Methodology
How the Council adjudicates a report.
The Council issues one of four verdicts on every report it accepts for review. Each verdict is a defined position, not a default.
The four verdicts
Confirmed
Multiple independent witnesses, sensor data, and the absence of any plausible mundane explanation. Confirmed verdicts are rare and remain provisional pending further evidence.
Inconclusive
The most common verdict. The report is credible and the available evidence does not determine the outcome. "Inconclusive" is not a deferred conclusion; it is a conclusion that the question is open.
Debunked
The report is fully accounted for by a known phenomenon — astronomical, meteorological, technological, or perceptual.

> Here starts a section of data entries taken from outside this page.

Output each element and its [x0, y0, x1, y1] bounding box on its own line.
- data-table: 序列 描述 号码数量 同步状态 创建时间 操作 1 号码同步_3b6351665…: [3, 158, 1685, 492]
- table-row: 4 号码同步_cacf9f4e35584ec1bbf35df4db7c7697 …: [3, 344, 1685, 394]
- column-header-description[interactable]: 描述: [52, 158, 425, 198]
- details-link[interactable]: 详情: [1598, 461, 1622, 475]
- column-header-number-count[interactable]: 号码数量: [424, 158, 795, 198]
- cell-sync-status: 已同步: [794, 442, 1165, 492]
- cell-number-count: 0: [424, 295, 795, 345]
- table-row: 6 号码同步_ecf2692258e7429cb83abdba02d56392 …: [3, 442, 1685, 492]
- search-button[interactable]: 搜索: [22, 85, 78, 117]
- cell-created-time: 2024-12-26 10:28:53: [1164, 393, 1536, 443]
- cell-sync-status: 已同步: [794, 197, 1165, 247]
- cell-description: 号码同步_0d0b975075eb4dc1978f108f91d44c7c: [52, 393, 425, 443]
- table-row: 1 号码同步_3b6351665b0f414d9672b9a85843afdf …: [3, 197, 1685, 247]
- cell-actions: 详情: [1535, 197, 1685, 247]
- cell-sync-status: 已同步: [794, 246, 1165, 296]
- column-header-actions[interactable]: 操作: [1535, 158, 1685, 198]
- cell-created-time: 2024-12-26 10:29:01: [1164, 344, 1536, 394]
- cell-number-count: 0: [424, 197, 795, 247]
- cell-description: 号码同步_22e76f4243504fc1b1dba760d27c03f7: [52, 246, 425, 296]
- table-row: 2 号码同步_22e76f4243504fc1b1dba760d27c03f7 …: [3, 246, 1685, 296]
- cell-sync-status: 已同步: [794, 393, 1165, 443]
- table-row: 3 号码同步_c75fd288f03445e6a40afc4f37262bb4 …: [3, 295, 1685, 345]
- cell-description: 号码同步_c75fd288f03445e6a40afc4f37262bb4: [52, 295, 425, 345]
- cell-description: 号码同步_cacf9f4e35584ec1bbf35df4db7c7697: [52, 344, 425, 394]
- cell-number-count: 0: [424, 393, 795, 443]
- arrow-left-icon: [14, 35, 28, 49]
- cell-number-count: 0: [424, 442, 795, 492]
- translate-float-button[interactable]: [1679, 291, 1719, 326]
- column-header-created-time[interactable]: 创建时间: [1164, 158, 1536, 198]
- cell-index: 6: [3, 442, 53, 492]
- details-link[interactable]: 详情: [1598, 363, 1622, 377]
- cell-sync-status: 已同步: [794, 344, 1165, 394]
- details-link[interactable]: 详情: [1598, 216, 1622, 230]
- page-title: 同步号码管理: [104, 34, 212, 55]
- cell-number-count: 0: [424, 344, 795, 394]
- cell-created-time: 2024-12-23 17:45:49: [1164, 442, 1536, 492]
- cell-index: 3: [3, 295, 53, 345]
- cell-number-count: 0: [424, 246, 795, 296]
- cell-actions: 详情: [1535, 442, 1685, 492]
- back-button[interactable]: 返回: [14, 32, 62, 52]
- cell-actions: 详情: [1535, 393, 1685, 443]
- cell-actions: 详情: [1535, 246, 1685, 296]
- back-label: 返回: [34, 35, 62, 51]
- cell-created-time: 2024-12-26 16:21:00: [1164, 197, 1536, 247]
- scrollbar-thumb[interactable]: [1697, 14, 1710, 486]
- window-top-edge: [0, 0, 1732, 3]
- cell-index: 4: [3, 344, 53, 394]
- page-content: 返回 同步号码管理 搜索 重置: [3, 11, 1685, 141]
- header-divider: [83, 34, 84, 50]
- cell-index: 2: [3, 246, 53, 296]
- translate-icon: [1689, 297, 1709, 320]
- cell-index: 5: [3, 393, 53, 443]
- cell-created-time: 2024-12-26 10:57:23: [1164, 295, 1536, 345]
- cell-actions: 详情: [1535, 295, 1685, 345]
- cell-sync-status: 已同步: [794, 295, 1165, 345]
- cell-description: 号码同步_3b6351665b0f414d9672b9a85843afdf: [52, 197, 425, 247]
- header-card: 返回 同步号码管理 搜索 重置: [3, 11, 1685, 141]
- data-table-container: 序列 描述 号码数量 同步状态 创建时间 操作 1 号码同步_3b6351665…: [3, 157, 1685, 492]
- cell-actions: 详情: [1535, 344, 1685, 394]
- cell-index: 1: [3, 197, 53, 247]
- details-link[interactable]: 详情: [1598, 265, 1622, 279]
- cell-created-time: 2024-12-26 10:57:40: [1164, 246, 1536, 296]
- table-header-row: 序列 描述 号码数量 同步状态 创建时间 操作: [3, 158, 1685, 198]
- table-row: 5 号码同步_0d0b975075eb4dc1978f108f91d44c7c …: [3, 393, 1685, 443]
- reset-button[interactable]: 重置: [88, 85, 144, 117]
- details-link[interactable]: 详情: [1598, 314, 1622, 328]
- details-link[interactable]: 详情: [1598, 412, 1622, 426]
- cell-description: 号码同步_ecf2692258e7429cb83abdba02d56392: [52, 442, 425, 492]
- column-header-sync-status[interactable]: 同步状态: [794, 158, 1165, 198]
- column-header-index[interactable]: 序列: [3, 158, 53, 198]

The Council names the explanation explicitly.
Watching
The report concerns an active or unfolding situation. The Council reserves judgment pending further data, with the question on the open docket.
Evidentiary standards
Every claim of fact must be supported by a citable source. The Council prefers, in this order: primary government records, peer-reviewed scientific literature, contemporaneous documentation, and credible journalism. We attribute, footnote, and link.
Revision policy
Verdicts are revised when the evidence is. Revisions are recorded in the case file with the date and the reason; original wording is preserved. The Council changes its mind when the record requires it.
What we do not do
- We do not speculate about the origin of unexplained reports.
- We do not endorse contact narratives that lack a public evidentiary record.
- We do not amplify reports we cannot review.
- We do not publish without sources.